Keywords: Frontal sinus, fractures, management, review


How to cite this article:
Kanu OO, James O, Bankole OO, Adeyemo WL. Management of frontal sinus fractures: A review of the literature. Niger J Exp Clin Biosci 2013;1:3-9

How to cite this URL:
Kanu OO, James O, Bankole OO, Adeyemo WL. Management of frontal sinus fractures: A review of the literature. Niger J Exp Clin Biosci [serial online] 2013 [cited 2019 May 21];1:3-9. Available from: http://www.njecbonline.org/text.asp?2013/1/1/3/123939


  Introduction Top


Frontal sinus fractures (FSFs) account for 5-15% of all maxillofacial injuries and are associated with 32% of panfacial and maxillary injuries. [1],[2],[3] Rodriguez et al., [1] reported concomitant facial fractures in over 75% of patients with FSFs. FSFs usually result from high energy impact/high-velocity blunt force, and are usually associated with intracranial and bodily injuries. [1],[2] The integrity of the frontal bone contributes to the morphological appearance of the face. Therefore, fractures of the frontal bone and sinus require accurate assessment and adequate management in order to preserve and/or restore the esthetic facial appearance of the patient. [2] Although frequency of occurrence is relatively low, but FSFs have a large potential of complication and may involve not only the frontal sinuses but more importantly the brain and the eyes. Unlike most facial fractures, mismanagement of FSFs leads to devastating and potentially fatal complications. [4] In addition, complications of such fractures should be prevented if possible, and if not, complications should be identified early and be given the adequate treatment to avoid grave neurological consequences. [1] Morbidity and mortality associated with these fractures are often dependent on the anatomic characteristics of the fracture, concomitant injuries, treatments rendered, age and gender of patients, and mechanism of injury. [1],[3],[5]

The management of FSFs presents a unique and challenging problem for the plastic surgeons, neurosurgeons and maxillofacial surgeons. [3] Management protocols have changed greatly over time since initial descriptions of this injury, with many surgeons presenting their management algorithms based on their experience. [1],[6],[7] Surgical management of FSFs and the modalities as well as treatment algorithms are still controversial. [1],[3],[5] The major objectives of treatment are the prevention of intracranial infection and the restoration of facial contour. [8] Management of FSFs is accomplished by following four basic principles: Reestablishment of the frontal bony contour to its premorbid state, restoration of normal sinus mucosa with a patent drainage system if possible, eradication of the sinus cavity if the normal mucosa or drainage system cannot be reestablished, and creation of a permanent barrier between the intracranial and extracranial systems to prevent overwhelming infectious complications. [8] Because of the location of the frontal sinus and its proximity to numerous intracranial structures, inadequate treatment may lead to life-threatening intracranial infectious complications.

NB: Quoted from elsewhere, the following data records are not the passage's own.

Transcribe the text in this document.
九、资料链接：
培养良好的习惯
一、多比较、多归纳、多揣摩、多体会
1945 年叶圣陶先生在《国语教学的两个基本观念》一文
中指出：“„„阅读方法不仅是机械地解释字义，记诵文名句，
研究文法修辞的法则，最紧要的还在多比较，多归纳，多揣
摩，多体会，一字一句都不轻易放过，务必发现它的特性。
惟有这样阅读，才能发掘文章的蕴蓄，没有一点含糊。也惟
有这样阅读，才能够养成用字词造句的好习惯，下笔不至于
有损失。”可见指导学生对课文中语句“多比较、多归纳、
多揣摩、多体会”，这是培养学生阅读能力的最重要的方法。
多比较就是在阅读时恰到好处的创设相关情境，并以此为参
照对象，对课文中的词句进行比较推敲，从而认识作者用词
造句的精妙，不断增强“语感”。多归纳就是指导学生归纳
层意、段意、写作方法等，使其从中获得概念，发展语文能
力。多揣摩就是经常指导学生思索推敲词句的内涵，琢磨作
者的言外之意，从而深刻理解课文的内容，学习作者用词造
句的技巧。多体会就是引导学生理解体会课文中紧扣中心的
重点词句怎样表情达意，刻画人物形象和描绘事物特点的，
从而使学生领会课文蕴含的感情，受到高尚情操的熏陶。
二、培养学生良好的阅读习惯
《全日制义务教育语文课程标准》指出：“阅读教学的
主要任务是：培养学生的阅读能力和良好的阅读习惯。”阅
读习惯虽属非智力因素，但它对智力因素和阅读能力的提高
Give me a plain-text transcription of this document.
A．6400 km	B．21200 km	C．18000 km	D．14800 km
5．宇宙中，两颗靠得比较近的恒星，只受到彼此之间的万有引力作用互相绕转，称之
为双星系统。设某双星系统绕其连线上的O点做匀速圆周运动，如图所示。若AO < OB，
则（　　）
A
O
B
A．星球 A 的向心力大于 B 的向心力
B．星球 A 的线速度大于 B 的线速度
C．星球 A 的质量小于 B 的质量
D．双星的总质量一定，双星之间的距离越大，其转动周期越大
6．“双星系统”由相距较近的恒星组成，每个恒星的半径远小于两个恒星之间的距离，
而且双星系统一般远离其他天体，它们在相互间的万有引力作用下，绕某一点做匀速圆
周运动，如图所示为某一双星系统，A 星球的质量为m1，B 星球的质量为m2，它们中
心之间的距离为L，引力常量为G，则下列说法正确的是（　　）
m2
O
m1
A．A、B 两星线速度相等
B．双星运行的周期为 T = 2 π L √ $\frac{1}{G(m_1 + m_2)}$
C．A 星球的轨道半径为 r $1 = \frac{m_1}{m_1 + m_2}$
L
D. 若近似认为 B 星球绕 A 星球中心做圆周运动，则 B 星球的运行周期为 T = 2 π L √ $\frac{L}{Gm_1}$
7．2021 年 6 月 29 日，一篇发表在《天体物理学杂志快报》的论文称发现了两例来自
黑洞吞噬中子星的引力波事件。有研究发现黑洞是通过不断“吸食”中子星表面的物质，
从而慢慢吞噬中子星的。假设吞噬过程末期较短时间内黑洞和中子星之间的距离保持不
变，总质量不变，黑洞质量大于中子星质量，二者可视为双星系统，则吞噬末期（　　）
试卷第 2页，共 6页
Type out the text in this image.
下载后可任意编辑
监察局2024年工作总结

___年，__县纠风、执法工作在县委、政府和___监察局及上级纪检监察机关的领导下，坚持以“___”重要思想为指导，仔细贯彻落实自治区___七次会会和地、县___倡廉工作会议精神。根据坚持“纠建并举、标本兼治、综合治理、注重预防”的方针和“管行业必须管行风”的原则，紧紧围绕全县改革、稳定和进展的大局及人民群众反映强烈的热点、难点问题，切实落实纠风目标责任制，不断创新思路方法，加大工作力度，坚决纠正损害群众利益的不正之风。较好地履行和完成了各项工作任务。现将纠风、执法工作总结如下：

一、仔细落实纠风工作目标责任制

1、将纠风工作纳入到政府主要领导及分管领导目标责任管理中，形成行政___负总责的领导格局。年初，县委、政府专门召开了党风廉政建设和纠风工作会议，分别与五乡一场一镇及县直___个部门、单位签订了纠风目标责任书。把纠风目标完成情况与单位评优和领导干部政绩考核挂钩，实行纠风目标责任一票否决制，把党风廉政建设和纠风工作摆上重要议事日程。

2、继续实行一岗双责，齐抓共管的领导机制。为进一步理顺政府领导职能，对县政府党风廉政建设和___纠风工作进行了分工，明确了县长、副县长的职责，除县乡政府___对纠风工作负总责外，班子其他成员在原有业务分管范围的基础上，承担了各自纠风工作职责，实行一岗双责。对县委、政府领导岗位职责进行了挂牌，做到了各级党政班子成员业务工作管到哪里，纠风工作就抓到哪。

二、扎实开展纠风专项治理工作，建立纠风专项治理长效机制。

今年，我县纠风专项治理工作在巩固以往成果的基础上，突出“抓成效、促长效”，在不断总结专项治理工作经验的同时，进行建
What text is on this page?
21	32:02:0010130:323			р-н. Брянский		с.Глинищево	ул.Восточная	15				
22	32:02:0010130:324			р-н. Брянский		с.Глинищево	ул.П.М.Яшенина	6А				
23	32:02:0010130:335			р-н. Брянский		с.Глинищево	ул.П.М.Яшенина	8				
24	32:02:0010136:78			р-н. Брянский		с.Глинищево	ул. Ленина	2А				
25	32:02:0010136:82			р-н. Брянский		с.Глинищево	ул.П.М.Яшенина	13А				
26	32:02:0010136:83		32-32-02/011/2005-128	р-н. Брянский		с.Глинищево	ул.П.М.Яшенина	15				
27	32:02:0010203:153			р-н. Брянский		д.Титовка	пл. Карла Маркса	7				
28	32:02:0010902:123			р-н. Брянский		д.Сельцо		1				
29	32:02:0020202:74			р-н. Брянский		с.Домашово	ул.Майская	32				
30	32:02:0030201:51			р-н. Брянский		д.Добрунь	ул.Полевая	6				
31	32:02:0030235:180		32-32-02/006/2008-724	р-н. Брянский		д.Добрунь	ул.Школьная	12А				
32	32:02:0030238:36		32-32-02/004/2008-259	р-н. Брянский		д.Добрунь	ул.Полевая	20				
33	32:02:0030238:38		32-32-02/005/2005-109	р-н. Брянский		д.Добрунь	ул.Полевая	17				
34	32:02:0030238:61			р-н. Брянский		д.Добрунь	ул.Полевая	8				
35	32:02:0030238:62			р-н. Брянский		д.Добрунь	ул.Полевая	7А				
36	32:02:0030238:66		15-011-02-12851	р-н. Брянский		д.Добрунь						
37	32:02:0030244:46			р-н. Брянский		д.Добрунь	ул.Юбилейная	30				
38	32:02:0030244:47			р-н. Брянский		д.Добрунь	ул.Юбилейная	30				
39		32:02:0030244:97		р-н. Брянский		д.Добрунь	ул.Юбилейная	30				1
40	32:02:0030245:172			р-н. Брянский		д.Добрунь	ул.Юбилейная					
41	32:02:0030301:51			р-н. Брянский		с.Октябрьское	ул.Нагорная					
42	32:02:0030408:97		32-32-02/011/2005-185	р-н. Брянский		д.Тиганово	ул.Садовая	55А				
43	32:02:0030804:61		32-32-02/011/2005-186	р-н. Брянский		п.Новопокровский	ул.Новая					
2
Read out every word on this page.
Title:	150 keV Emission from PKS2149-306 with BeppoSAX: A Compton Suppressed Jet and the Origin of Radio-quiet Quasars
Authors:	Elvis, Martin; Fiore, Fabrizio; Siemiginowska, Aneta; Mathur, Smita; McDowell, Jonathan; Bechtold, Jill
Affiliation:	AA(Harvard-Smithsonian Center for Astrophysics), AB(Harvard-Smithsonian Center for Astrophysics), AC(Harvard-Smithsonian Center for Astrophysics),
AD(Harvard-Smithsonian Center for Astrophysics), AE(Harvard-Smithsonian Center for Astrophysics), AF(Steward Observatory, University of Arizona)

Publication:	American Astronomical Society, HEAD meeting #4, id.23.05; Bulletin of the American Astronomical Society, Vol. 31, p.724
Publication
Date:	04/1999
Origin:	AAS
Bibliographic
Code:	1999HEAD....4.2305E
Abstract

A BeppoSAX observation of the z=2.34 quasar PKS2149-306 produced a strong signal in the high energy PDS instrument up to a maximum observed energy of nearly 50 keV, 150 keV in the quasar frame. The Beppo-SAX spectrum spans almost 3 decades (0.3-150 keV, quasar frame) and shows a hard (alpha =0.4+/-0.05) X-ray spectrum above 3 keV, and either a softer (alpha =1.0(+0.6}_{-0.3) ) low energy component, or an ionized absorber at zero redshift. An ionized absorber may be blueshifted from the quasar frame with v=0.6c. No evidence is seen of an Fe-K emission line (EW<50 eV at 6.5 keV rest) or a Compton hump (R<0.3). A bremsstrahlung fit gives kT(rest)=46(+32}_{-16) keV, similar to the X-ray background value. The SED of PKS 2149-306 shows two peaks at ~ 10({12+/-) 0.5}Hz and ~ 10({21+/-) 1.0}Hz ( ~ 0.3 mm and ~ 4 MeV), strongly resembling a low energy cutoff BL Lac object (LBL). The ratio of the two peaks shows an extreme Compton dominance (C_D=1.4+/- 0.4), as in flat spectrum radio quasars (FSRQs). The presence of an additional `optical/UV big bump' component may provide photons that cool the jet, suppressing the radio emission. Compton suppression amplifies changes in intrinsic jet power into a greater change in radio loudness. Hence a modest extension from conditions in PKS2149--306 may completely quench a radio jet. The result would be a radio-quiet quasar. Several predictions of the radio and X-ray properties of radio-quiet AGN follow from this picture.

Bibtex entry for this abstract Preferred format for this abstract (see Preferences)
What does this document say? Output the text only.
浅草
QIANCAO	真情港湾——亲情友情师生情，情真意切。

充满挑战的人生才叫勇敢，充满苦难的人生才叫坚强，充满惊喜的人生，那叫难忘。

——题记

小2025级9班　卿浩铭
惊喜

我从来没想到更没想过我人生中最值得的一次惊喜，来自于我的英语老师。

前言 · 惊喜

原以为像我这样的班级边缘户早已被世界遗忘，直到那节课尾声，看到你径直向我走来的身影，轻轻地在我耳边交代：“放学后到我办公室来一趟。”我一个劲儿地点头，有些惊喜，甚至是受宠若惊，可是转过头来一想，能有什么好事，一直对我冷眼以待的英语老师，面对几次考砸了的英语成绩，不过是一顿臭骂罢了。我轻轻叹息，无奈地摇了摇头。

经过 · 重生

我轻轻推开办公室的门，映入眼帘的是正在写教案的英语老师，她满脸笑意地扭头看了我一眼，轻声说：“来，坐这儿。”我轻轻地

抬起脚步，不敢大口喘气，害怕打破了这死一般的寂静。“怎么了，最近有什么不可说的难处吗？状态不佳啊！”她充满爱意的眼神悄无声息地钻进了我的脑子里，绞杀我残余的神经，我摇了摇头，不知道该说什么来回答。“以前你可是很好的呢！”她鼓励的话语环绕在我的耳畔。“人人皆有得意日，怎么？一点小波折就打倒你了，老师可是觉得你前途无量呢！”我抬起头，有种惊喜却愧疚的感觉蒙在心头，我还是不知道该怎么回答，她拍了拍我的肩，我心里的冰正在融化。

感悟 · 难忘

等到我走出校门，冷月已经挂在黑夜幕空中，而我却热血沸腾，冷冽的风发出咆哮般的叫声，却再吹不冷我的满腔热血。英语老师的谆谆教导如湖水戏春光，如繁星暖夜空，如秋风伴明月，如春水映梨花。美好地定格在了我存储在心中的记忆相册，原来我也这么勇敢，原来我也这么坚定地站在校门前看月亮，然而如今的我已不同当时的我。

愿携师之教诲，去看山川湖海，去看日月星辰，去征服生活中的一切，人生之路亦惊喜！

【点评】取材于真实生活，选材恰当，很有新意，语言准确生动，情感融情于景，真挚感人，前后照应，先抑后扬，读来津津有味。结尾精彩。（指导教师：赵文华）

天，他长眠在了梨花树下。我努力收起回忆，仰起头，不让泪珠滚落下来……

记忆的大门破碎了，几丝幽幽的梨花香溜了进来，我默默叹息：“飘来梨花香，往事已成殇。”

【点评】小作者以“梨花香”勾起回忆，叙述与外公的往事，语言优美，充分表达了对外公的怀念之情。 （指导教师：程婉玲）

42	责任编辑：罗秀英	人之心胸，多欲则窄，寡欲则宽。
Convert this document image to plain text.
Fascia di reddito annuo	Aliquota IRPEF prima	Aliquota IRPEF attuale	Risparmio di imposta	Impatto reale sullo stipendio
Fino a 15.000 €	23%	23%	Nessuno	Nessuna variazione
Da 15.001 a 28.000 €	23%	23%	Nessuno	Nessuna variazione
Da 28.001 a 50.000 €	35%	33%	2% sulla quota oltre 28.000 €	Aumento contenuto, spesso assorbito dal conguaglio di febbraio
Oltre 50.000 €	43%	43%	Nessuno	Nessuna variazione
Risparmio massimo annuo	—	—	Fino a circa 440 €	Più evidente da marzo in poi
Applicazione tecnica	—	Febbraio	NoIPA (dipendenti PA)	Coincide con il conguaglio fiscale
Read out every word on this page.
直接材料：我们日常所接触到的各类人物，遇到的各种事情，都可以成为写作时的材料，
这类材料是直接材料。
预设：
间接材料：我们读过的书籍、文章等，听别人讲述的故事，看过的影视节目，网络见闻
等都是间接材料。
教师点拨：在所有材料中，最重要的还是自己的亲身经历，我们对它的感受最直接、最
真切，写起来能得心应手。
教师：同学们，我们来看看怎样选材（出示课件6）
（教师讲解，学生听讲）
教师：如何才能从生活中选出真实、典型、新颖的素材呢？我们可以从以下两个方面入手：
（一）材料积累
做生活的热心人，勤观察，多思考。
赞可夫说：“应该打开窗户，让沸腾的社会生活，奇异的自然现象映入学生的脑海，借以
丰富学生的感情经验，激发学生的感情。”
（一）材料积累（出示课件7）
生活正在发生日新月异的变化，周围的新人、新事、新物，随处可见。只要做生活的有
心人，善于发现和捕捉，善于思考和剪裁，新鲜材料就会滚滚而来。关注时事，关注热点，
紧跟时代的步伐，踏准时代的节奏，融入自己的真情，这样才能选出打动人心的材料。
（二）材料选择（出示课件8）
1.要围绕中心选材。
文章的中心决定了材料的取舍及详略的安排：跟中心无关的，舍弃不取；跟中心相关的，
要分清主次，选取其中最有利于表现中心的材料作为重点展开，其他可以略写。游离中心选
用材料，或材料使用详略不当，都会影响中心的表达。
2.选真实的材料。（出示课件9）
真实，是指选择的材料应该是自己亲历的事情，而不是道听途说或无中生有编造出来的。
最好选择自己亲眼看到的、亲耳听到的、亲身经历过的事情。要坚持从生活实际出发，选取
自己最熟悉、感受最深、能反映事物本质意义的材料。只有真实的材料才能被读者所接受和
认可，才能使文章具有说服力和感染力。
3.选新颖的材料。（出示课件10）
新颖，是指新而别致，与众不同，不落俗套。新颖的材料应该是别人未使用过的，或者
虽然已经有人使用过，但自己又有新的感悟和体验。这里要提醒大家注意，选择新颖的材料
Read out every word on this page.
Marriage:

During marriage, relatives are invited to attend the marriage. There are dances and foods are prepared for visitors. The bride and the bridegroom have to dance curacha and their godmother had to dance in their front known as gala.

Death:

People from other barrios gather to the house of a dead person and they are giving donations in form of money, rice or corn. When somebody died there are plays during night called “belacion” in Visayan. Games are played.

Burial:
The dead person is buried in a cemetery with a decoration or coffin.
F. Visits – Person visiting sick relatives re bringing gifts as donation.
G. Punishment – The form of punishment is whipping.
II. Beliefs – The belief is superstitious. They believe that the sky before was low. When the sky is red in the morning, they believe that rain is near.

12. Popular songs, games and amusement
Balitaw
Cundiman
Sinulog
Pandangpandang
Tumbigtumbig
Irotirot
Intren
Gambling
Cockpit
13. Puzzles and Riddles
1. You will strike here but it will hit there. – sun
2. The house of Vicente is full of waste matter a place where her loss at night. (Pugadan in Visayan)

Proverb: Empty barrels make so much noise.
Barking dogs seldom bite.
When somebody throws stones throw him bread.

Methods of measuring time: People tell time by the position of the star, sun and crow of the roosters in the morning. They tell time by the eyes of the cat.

The aim of this paper is to conduct a literature review on the clinical anatomy of the frontal sinus as it relates to its implication in FSFs, as well as review the contemporary opinions on the management of these fractures.


  Materials and Methods Top


A computerized literature search of PubMed and Medline was conducted for publications on the clinical anatomy and management of FSFs. Search phrases were "frontal sinus" combined with "management", "treatment", and "anatomy". The Boolean operator 'AND' was used to narrow the searches. The computerized literature search spanned a period between 1976 and 2013. A total of 44 relevant articles were included in the review. All the articles were descriptive and comparative in nature, and were either prospective, retrospective, or cross-sectional in design.

Anatomy of the Frontal Sinus

The frontal sinus is the only paranasal sinus not present at birth though its development begins in utero. [9] The frontal sinus originates from the frontal recess, the development of which starts about the 4 th or 5 th month of intrauterine life. [9] It either develops from the entire frontal recess or one of its pits. The pattern of development varies in individuals; the spectrum ranges from the poorly developed to the markedly pneumatized, with involvement of adjacent bone. [10] In about 4% of population there is bilateral agenesis of the frontal sinus. [11] Pneumatization of the two frontal sinuses begins after the 2 nd year of life. The sinus becomes radiological evidence at 8 years and continue to develop until puberty when it attains appreciable size, assuming an adult size at the age of 15 years and reaching full development at the age of 19 years. [11],[12]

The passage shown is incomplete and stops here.